Was Stavanger in France? I wondered. It didn't sound French—unless, of course, it was pronounced “stah- vonj-yay” as in Laurence Olivier. I touched the label and it wrinkled beneath my finger, piled up like water ahead of the prow of a ship.

I repeated the test on the other stickers. Each one was pasted down tightly: as smooth as the label on a bottle of cyanide.

Back to Stavanger. It felt a little lumpier than the others, as if there were something underneath it.

The blood was humming in my veins like water in a millrace.

Again I pried the trunk open and took the safety razor from the drawer. As I extracted the blade, I thought how lucky it was that women—other than the occasional person like Miss Pickery at the library—don't need to shave. It was tough enough being a woman without having to lug all that tackle everywhere you went.

Holding the blade carefully between my thumb and forefinger (after the glassware incident I had been loudly lectured about sharp objects) I made a slit along the bottom of the label, taking great care to cut along the precise edge of a blue and red decorative line that ran nearly the full width of the paper.

As I lifted the incision slightly with the dull edge of the blade, something slid out and, with a whisper of paper, fell to the floor. It was a glassine envelope, similar to the ones I had noticed in Sergeant Graves's kit. Through its semi-transparency, I could see that there was something inside, something square and opaque. I opened the envelope and gave it a tap with my finger. Something fell out into the palm of my hand: two somethings, in fact.

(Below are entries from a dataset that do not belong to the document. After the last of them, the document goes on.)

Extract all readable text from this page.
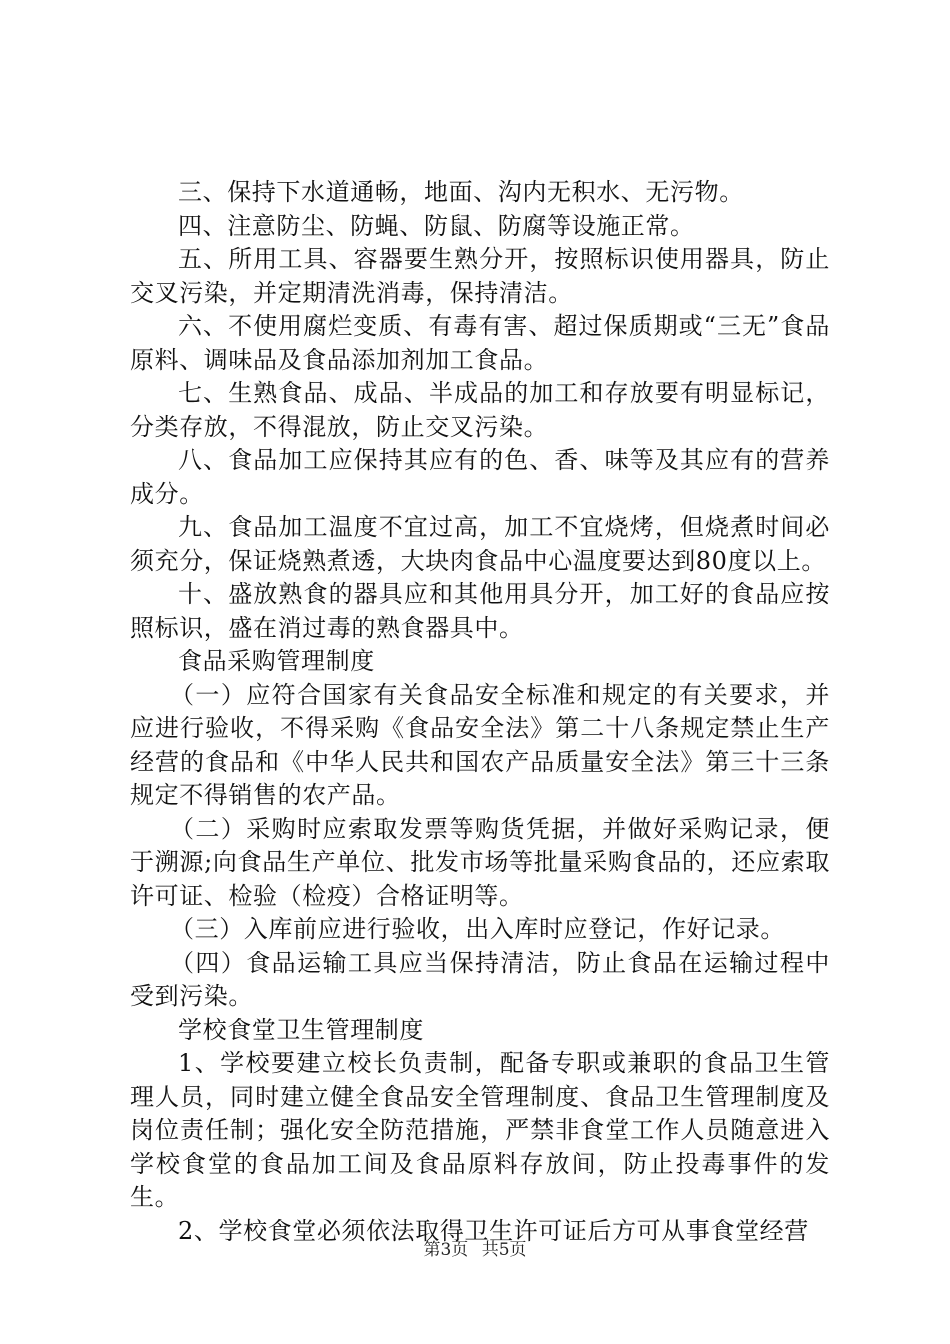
三、保持下水道通畅，地面、沟内无积水、无污物。

四、注意防尘、防蝇、防鼠、防腐等设施正常。

五、所用工具、容器要生熟分开，按照标识使用器具，防止交叉污染，并定期清洗消毒，保持清洁。

六、不使用腐烂变质、有毒有害、超过保质期或“三无”食品原料、调味品及食品添加剂加工食品。

七、生熟食品、成品、半成品的加工和存放要有明显标记，分类存放，不得混放，防止交叉污染。

八、食品加工应保持其应有的色、香、味等及其应有的营养成分。

九、食品加工温度不宜过高，加工不宜烧烤，但烧煮时间必须充分，保证烧熟煮透，大块肉食品中心温度要达到80度以上。

十、盛放熟食的器具应和其他用具分开，加工好的食品应按照标识，盛在消过毒的熟食器具中。

食品采购管理制度

（一）应符合国家有关食品安全标准和规定的有关要求，并应进行验收，不得采购《食品安全法》第二十八条规定禁止生产经营的食品和《中华人民共和国农产品质量安全法》第三十三条规定不得销售的农产品。

（二）采购时应索取发票等购货凭据，并做好采购记录，便于溯源;向食品生产单位、批发市场等批量采购食品的，还应索取许可证、检验（检疫）合格证明等。

（三）入库前应进行验收，出入库时应登记，作好记录。

（四）食品运输工具应当保持清洁，防止食品在运输过程中受到污染。

学校食堂卫生管理制度

1、学校要建立校长负责制，配备专职或兼职的食品卫生管理人员，同时建立健全食品安全管理制度、食品卫生管理制度及岗位责任制；强化安全防范措施，严禁非食堂工作人员随意进入学校食堂的食品加工间及食品原料存放间，防止投毒事件的发生。

2、学校食堂必须依法取得卫生许可证后方可从事食堂经营

第3页 共5页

Two postage stamps. Two bright orange postage stamps, each in its own tiny translucent jacket. Aside from their color, they were identical to the Penny Black that had been impaled upon the jack snipe's bill. Queen Victoria's face again. What a disappointment!

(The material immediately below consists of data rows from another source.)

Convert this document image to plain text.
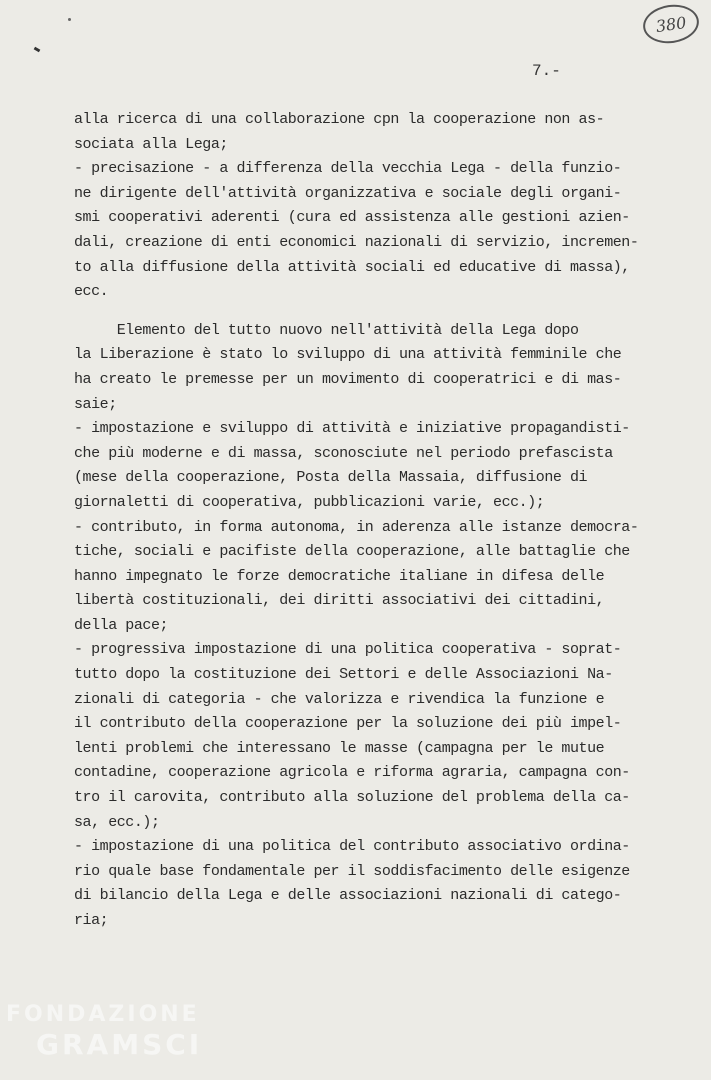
380
7.-

alla ricerca di una collaborazione cpn la cooperazione non as-

sociata alla Lega;

- precisazione - a differenza della vecchia Lega - della funzio-

ne dirigente dell'attività organizzativa e sociale degli organi-

smi cooperativi aderenti (cura ed assistenza alle gestioni azien-

dali, creazione di enti economici nazionali di servizio, incremen-

to alla diffusione della attività sociali ed educative di massa),

ecc.

Elemento del tutto nuovo nell'attività della Lega dopo

la Liberazione è stato lo sviluppo di una attività femminile che

ha creato le premesse per un movimento di cooperatrici e di mas-

saie;

- impostazione e sviluppo di attività e iniziative propagandisti-

che più moderne e di massa, sconosciute nel periodo prefascista

(mese della cooperazione, Posta della Massaia, diffusione di

giornaletti di cooperativa, pubblicazioni varie, ecc.);

- contributo, in forma autonoma, in aderenza alle istanze democra-

tiche, sociali e pacifiste della cooperazione, alle battaglie che

hanno impegnato le forze democratiche italiane in difesa delle

libertà costituzionali, dei diritti associativi dei cittadini,

della pace;

- progressiva impostazione di una politica cooperativa - soprat-

tutto dopo la costituzione dei Settori e delle Associazioni Na-

zionali di categoria - che valorizza e rivendica la funzione e

il contributo della cooperazione per la soluzione dei più impel-

lenti problemi che interessano le masse (campagna per le mutue

contadine, cooperazione agricola e riforma agraria, campagna con-

tro il carovita, contributo alla soluzione del problema della ca-

sa, ecc.);

- impostazione di una politica del contributo associativo ordina-

rio quale base fondamentale per il soddisfacimento delle esigenze

di bilancio della Lega e delle associazioni nazionali di catego-

ria;

FONDAZIONE
GRAMSCI
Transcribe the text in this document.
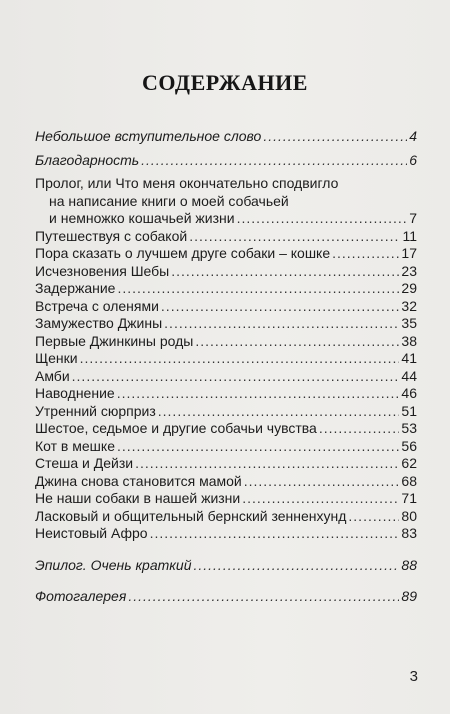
СОДЕРЖАНИЕ
Небольшое вступительное слово .....	4
Благодарность .....	6
Пролог, или Что меня окончательно сподвигло
на написание книги о моей собачьей
и немножко кошачьей жизни .....	7
Путешествуя с собакой .....	11
Пора сказать о лучшем друге собаки – кошке .....	17
Исчезновения Шебы .....	23
Задержание .....	29
Встреча с оленями .....	32
Замужество Джины .....	35
Первые Джинкины роды .....	38
Щенки .....	41
Амби .....	44
Наводнение .....	46
Утренний сюрприз .....	51
Шестое, седьмое и другие собачьи чувства .....	53
Кот в мешке .....	56
Стеша и Дейзи .....	62
Джина снова становится мамой .....	68
Не наши собаки в нашей жизни .....	71
Ласковый и общительный бернский зенненхунд .....	80
Неистовый Афро .....	83
Эпилог. Очень краткий .....	88
Фотогалерея .....	89
3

I didn't doubt that Father would have gone into positive raptures about the pristine perfection of the things, the enchantment of engraving, the pleasures of perforations, and the glories of glue, but to me they were no more than the sort of thing you'd slap on a letter to dreadful Aunt Felicity in Hampshire, thanking her for her thoughtful Christmas gift of a Neddy the Squirrel Annual.

Still, why bother putting them back? If Mr. Sanders and the body in our garden were, as I knew they were, one and the same, he was well past the need for postage stamps.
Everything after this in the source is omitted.